Pour une dissection psychanalytique du phénomène Michel Samaha, son sang-froid, son ton détaché dans les vidéos, Magazine a rencontré David Sahyoun, psychanalyste, membre de la Société de psychanalyse freudienne de Paris, chargé d’enseignement à la Faculté des lettres et des sciences humaines (FLSH) de l’USJ. Une analyse pointue qui jette la lumière sur plusieurs facettes de l’ancien ministre et de la société libanaise.

Comment un homme éduqué, qui a été chargé de responsabilités au niveau de l’Etat, peut-il se transformer en individu capable de donner des ordres d’exécutions massives avec une froideur inouïe?
Pour comprendre véritablement le «phénomène Michel Samaha», nous devons d’abord le relier à l’environnement sociopolitique dans lequel nous vivons. Depuis plusieurs années déjà, le Liban se débat dans une crise existentielle, une crise qui remet profondément en question les fondements branlants qui portent encore avec beaucoup de peine ce pays.
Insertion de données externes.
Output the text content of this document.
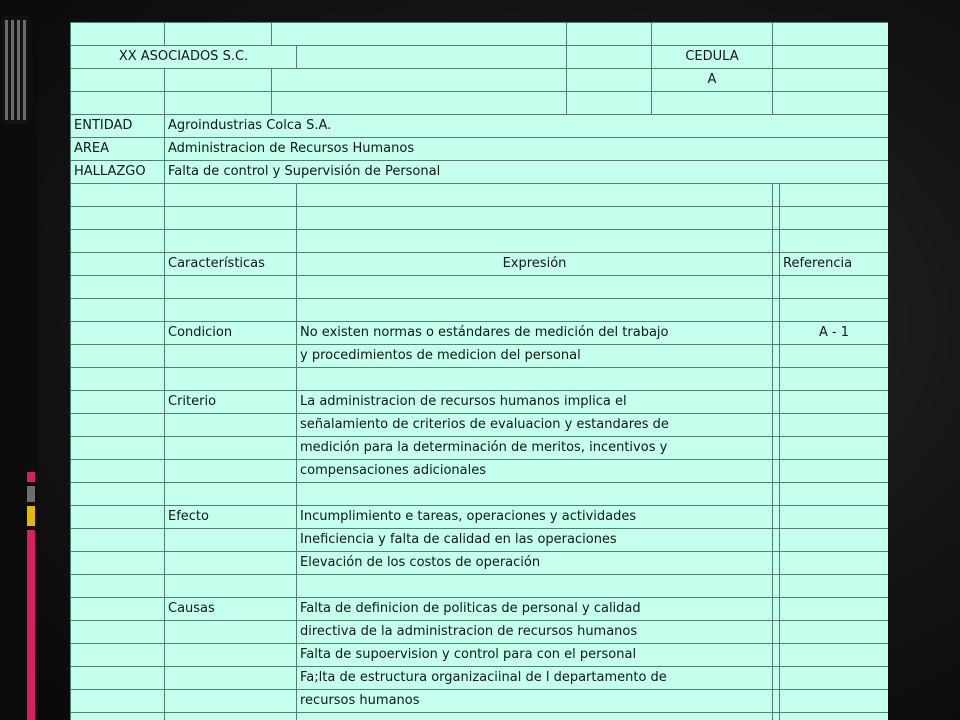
XX ASOCIADOS S.C.					CEDULA		
					A		

ENTIDAD	Agroindustrias Colca S.A.						
AREA	Administracion de Recursos Humanos						
HALLAZGO	Falta de control y Supervisión de Personal						

	Características		Expresión				Referencia

	Condicion		No existen normas o estándares de medición del trabajo				A - 1
			y procedimientos de medicion del personal				

	Criterio		La administracion de recursos humanos implica el				
			señalamiento de criterios de evaluacion y estandares de				
			medición para la determinación de meritos, incentivos y				
			compensaciones adicionales				

	Efecto		Incumplimiento e tareas, operaciones y actividades				
			Ineficiencia y falta de calidad en las operaciones				
			Elevación de los costos de operación				

	Causas		Falta de definicion de politicas de personal y calidad				
			directiva de la administracion de recursos humanos				
			Falta de supoervision y control para con el personal				
			Fa;lta de estructura organizaciinal de l departamento de				
			recursos humanos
Cette crise s’accompagne d’une régression généralisée, dont une des manifestations la plus typique est la domination de la scène sociopolitique par des forces qui s’appuient sur le pulsionnel aux dépens de celles qui stimulent le rationnel.
 

Quels sont les facteurs qui favorisent cette régression?
C’est une régression liée à l’incertitude et à l’angoisse, mais aussi au désir d’éliminer ou de réduire l’autre, dans sa différence, dans son altérité. Comme ce phénomène est un phénomène de masse, la régression psychologique devient collective. Mais cette régression est plutôt inconsciente et nous ramène aux étapes préœdipiennes, à l’époque où l’enfant est encore dans un rapport duel avec un symbole parental de type abusif. C’est un univers binaire et non ternaire dans lequel un personnage (le symbole parental) domine l’autre (l’enfant) sans possibilité de distanciation ou d’arbitrage. Cet état, cet environnement dans lequel nous vivons est celui d’une perversion de type moral.

 

Que signifie précisément ce type de perversion?
C’est-à-dire une perversion qui est principalement régie par une volonté de domination. Celle-ci relève d’une prise de pouvoir de type hégémonique, qui interdit toute remise en question quels que soient les moyens démocratiques utilisés, qu’ils soient politiques, idéologiques ou psychologiques. Elle se manifeste par l’asservissement du dominé et l’obligation qui lui est faite de se soumettre idéologiquement et psychologiquement à l’ordre dominant. Le «phénomène Michel Samaha», en tout cas le personnage public, celui qui apparaît dans les médias et qu’on a vu officier dans la vidéo l’impliquant dans son entreprise terroriste, ce personnage-là me semble bien s’inscrire dans ce fonctionnement pervers. C’est un homme, parmi d’autres, perverti par la jouissance du pouvoir. Michel Samaha est aux ordres d’un dictateur tout aussi pervers qui, dans son désir de toute-puissance, ne se réfère à nulle autre vérité qu’à celle qui émerge de sa volonté d’emprise. Il possède le talent d’amener les masses à adhérer à ce qu’il veut incarner, une sorte de destinée supérieure, représentation dont il se sert pour mobiliser un grand nombre d’individus fascinés, les manipuler et engendrer l’obéissance au chef «qui ne se trompe jamais». Tout individu qui s’associe au pervers se situe au même niveau de perversion car ces associés-là le vénèrent parce qu’il représente pour eux une image idéalisée de toute-puissance. Et je pense que Michel Samaha est dans cette position-là. C’est un complice, un alter ego qui, par identification au chef, s’empresse de fonctionner sur le même registre que lui. Est complice du pervers tout individu ou groupe d’individus qui gardent le silence sur ses manigances, qui ne les dénoncent pas ou qui s’y soumettent.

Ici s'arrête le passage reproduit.